30ème fil: Mariage à la sauvette
Nous sommes arrivés chez mon grand-oncle le matin. Nous étions en fuite depuis longtemps, craignant à chaque étape que mon père ne soit reconnu par un ancien subordonné. Toute la famille nous a accueillis, du moins ceux qui avaient survécu aux dernières hostilités. Mon petit-cousin auquel j’étais promise m’a plaqué sur la tête une tresse de rubans tout froissés. Nous ne nous sommes même pas reposés, mon père nous a mariés sur le champ. Mon grand-oncle avait rassemblé à grand peine quelques denrées grossières. Après avoir mangé, nous avons dormi toute la journée, tant nous étions fatigués. Mes parents sont repartis le soir même, avec mes frères et soeurs. Je ne les ai jamais revus. Jamais. Je n’ai jamais eu de nouvelles.
Reprends le fil plus bas, fais vite, il faut que nous finissions ce velum ce soir. Mon petit cousin, je l’avais connu quand nous étions enfant et que le monde n’avait pas encore basculé dans le chaos. Alors que ses parents usaient de bonté et de sagesse, lui me faisait peur parce qu’il tuait les rouges-gorges avec une catapulte, et il jouait à faire la bête féroce déchirant des prisonniers dans l’arène. Il ne m’a pas traitée avec moins de cruauté. Il disait que, mauvaise épouse, je le méritais, puisque je ne le satisfaisais pas. Il est mort peu après ta naissance. Et ensuite, j’ai épousé le gérant. Il te bat. Il me bat aussi, mais moi, j’ai l’habitude.
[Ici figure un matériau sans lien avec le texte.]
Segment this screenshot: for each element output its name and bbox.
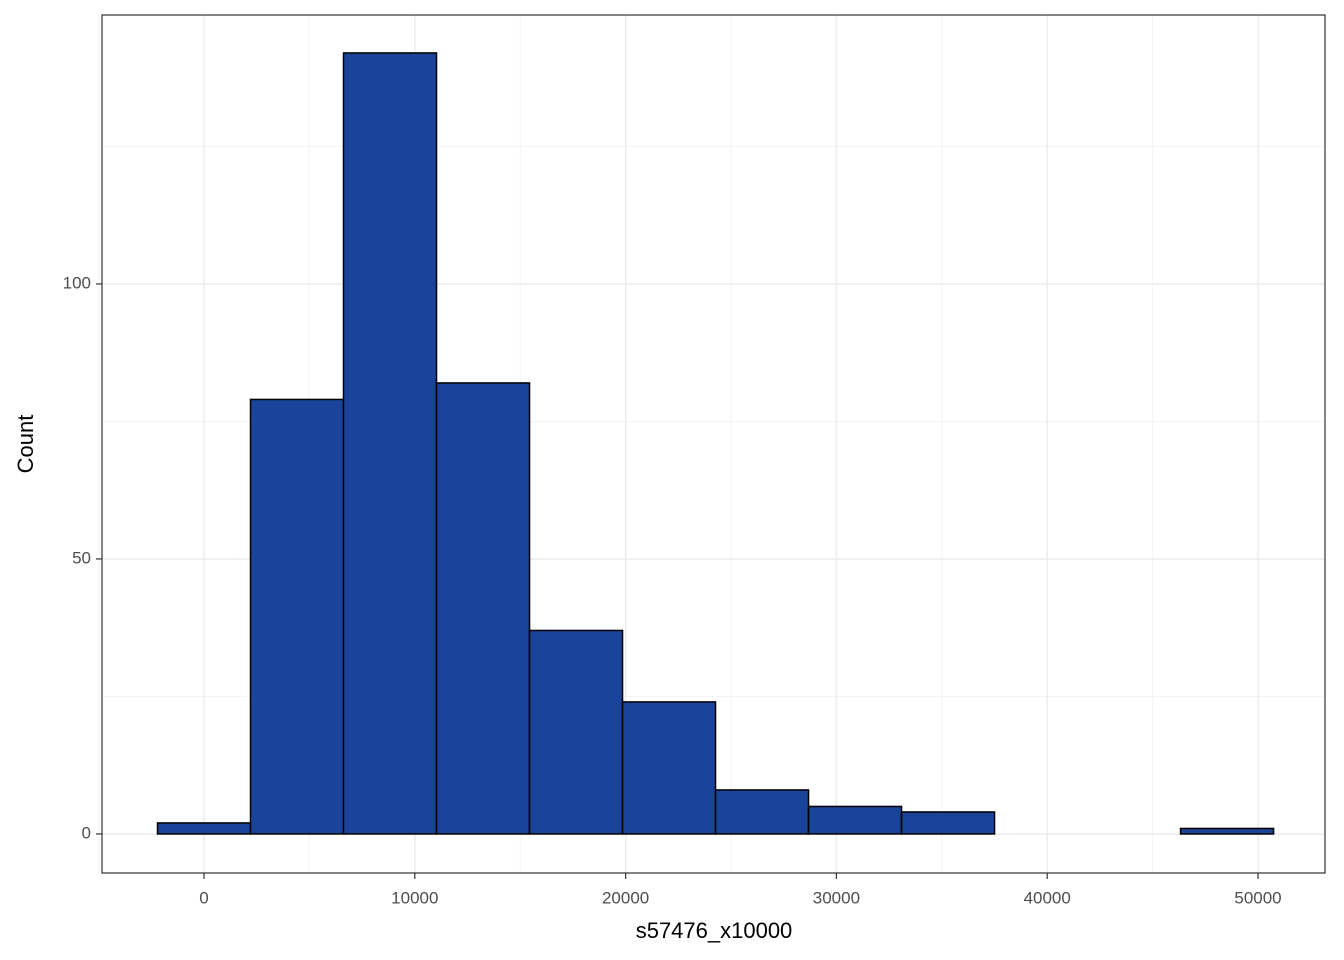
bar (807, 805, 903, 835)
panel-border (101, 14, 1326, 874)
x-tick-label: 50000 (1234, 888, 1281, 907)
bar (714, 789, 810, 835)
bar (621, 701, 717, 835)
y-tick-label: 100 (63, 273, 91, 292)
bar (342, 52, 438, 835)
bar (156, 822, 252, 835)
bar (900, 811, 996, 835)
x-axis-title: s57476_x10000 (636, 918, 793, 943)
x-tick-label: 10000 (391, 888, 438, 907)
x-tick-label: 0 (199, 888, 208, 907)
y-tick-label: 0 (82, 823, 91, 842)
bars (156, 52, 1275, 835)
x-tick-label: 20000 (602, 888, 649, 907)
bar (435, 382, 531, 835)
y-axis-title: Count (13, 415, 38, 474)
bar (1179, 827, 1275, 835)
x-tick-label: 40000 (1024, 888, 1071, 907)
bar (528, 629, 624, 835)
y-tick-label: 50 (72, 548, 91, 567)
bar (249, 398, 345, 835)
x-tick-label: 30000 (813, 888, 860, 907)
Nous ne pouvons pas partir, où irions-nous ? Nous aurions faim, mais ce n’est pas ce qui me fait le plus peur. Nous serions des vagabondes exposées à tous les dangers. Ici, nous avons un logement, même si nous ne jouissons que de deux pièces sans chauffage, nous avons un nom, les gens du pays nous connaissent, ils savent qui nous sommes. Tu pourras te marier un jour. Le pays est si peu sûr que, si nous n’appartenions pas à mon époux, nous risquerions de finir esclaves. Il faut que tu obéisses, ne le regarde pas dans les yeux, fais-toi petite, discrète. N’essaie pas de me protéger, surtout.